Ik wist het natuurlijk al lang. Om 10.13 uur kwam ik aan in Deventer. Daar
stond een tot op dat moment voor mij nog onbekende oom op mij te wachten: Oom
Ton. Oom Ton was een boer die woonde in een klein dorpje in de buurt van
Deventer en hij kwam me ophalen met zijn motor. Het was zeker wel 10 kilometer
van het station Deventer. Ik verheugde me zeer op 10 kilometer achterop de motor
te zitten bij Oom Ton. Het was bovendien lekker weer, ik had een korte broek
aan. Het was een mooie zonnige dag. Op
de motor waren we al heel snel aangeland bij de boerderij van Oom Ton en Tante
Wies, die getrouwd was met Oom Ton en heel hard praatte en ook heel hard lachte….waarschijnlijk
was ze het gewend om ook zo luid tegen de dieren op de boerderij te praten. Maar
ze was verder heel aardig.
Ik mocht naar die boerderij omdat mijn ouders arme mensen
waren, ze een groot gezin hadden en er
niet voor konden zorgen dat ik op vakantie kon gaan. Ik ging namelijk drie
weken bij Oom Ton en Tante Wies op vakantie oftewel logeren. De maatschappelijk
werkster in Rotterdam vond mij mager en er zo bleek uit zien en ook zo droevig
kijken dat ze moeite voor mij is gaan doen bij de kerk om mij ergens onder dak
te krijgen om wat gezondheid op te doen.

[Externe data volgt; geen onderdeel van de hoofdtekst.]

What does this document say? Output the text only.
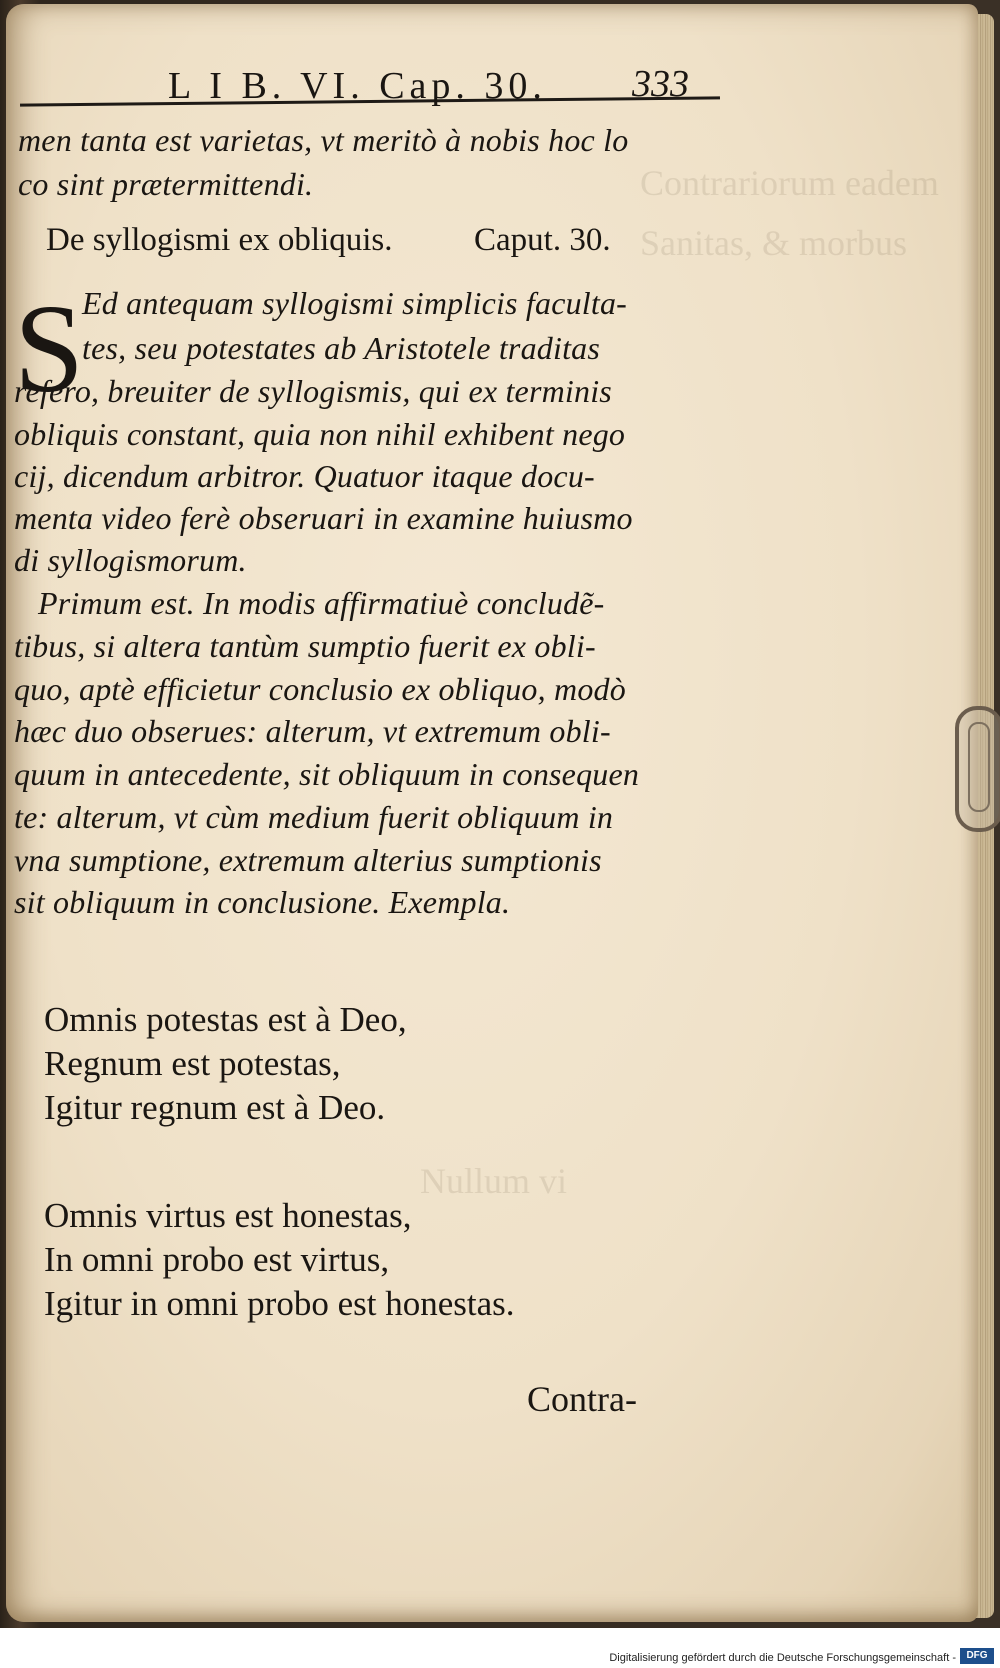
Contrariorum eadem
Sanitas, & morbus
Nullum vi
L I B. VI. Cap. 30. 333
men tanta est varietas, vt meritò à nobis hoc lo
co sint prætermittendi.
De syllogismi ex obliquis. Caput. 30.
S
Ed antequam syllogismi simplicis faculta-
tes, seu potestates ab Aristotele traditas
refero, breuiter de syllogismis, qui ex terminis
obliquis constant, quia non nihil exhibent nego
cij, dicendum arbitror. Quatuor itaque docu-
menta video ferè obseruari in examine huiusmo
di syllogismorum.
Primum est. In modis affirmatiuè concludẽ-
tibus, si altera tantùm sumptio fuerit ex obli-
quo, aptè efficietur conclusio ex obliquo, modò
hæc duo obserues: alterum, vt extremum obli-
quum in antecedente, sit obliquum in consequen
te: alterum, vt cùm medium fuerit obliquum in
vna sumptione, extremum alterius sumptionis
sit obliquum in conclusione. Exempla.
Omnis potestas est à Deo,
Regnum est potestas,
Igitur regnum est à Deo.
Omnis virtus est honestas,
In omni probo est virtus,
Igitur in omni probo est honestas.
Contra-
Digitalisierung gefördert durch die Deutsche Forschungsgemeinschaft -	DFG
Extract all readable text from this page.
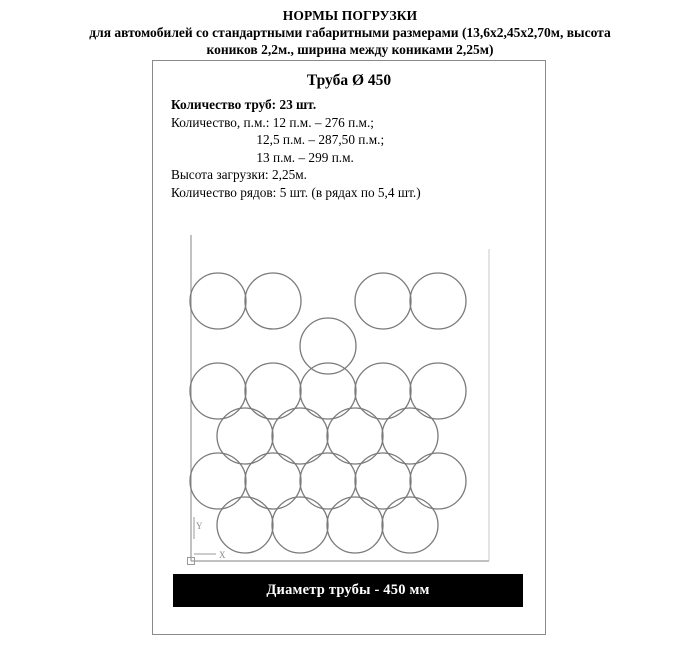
НОРМЫ ПОГРУЗКИ
для автомобилей со стандартными габаритными размерами (13,6х2,45х2,70м, высота
коников 2,2м., ширина между кониками 2,25м)
Труба Ø 450
Количество труб: 23 шт.
Количество, п.м.: 12 п.м. – 276 п.м.;
12,5 п.м. – 287,50 п.м.;
13 п.м. – 299 п.м.
Высота загрузки: 2,25м.
Количество рядов: 5 шт. (в рядах по 5,4 шт.)
Y
X
Диаметр трубы - 450 мм
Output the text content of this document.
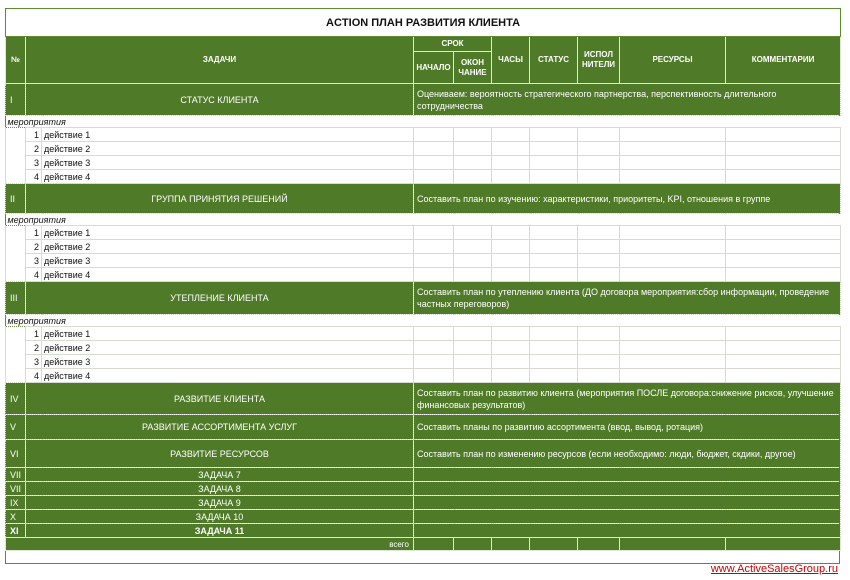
ACTION ПЛАН РАЗВИТИЯ КЛИЕНТА									
№	ЗАДАЧИ		СРОК		ЧАСЫ	СТАТУС	ИСПОЛ НИТЕЛИ	РЕСУРСЫ	КОММЕНТАРИИ
			НАЧАЛО	ОКОН ЧАНИЕ					
I	СТАТУС КЛИЕНТА		Оцениваем: вероятность стратегического партнерства, перспективность длительного сотрудничества						
мероприятия									
	1	действие 1							
	2	действие 2							
	3	действие 3							
	4	действие 4							
II	ГРУППА ПРИНЯТИЯ РЕШЕНИЙ		Составить план по изучению: характеристики, приоритеты, KPI, отношения в группе						
мероприятия									
	1	действие 1							
	2	действие 2							
	3	действие 3							
	4	действие 4							
III	УТЕПЛЕНИЕ КЛИЕНТА		Составить план по утеплению клиента (ДО договора мероприятия:сбор информации, проведение частных переговоров)						
мероприятия									
	1	действие 1							
	2	действие 2							
	3	действие 3							
	4	действие 4							
IV	РАЗВИТИЕ КЛИЕНТА		Составить план по развитию клиента (мероприятия ПОСЛЕ договора:снижение рисков, улучшение финансовых результатов)						
V	РАЗВИТИЕ АССОРТИМЕНТА УСЛУГ		Составить планы по развитию ассортимента (ввод, вывод, ротация)						
VI	РАЗВИТИЕ РЕСУРСОВ		Составить план по изменению ресурсов (если необходимо: люди, бюджет, скдики, другое)						
VII	ЗАДАЧА 7								
VII	ЗАДАЧА 8								
IX	ЗАДАЧА 9								
X	ЗАДАЧА 10								
XI	ЗАДАЧА 11								
всего									
www.ActiveSalesGroup.ru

Nu wilde het geval dat een andere
tante van mij, Tante Pop een man had, Oom Hans, die in de oorlog geadopteerd
was door boer Hoofdman, die toevallig ook de vader is van Oom Ton en zo, via het
maatschappelijk werk, de kerk, Oom Hans , oom Ton en mijn droevige blik ben ik
uiteindelijk terecht gekomen in Nieuwe Heeten, zo heet dat dorpje bij Deventer.
IK heb daar aardige dieren leren kennen, varkens, koeien, stieren, kippen,
honden en katten en behalve de hond waren ze allemaal even aardig. Van de
katten hadden ze er blijkbaar genoeg want
toen er 6 nieuwe katjes geboren waren gooide oom Ton ze alle zes dood
tegen een muur.
Ik heb ook nog
geholpen met het binnenhalen van een oogst, ik deed dat voor niks want ze waren
al zo goed om mij voor niks te laten logeren bij hun. Het eten was wel heel erg
onsmakelijk. Ze aten bijna elke dag kruutmoes, een soort karnemelksepap met
kluifvlees. Gatver! En ik moest het allemaal opeten want ik moest aansterken.
Na drie weken kwam mijn vader me ophalen. Daar was denk ik dan net voldoende geld voor.
‘Je ziet er goed uit, jongen,’ zei mijn vader nog.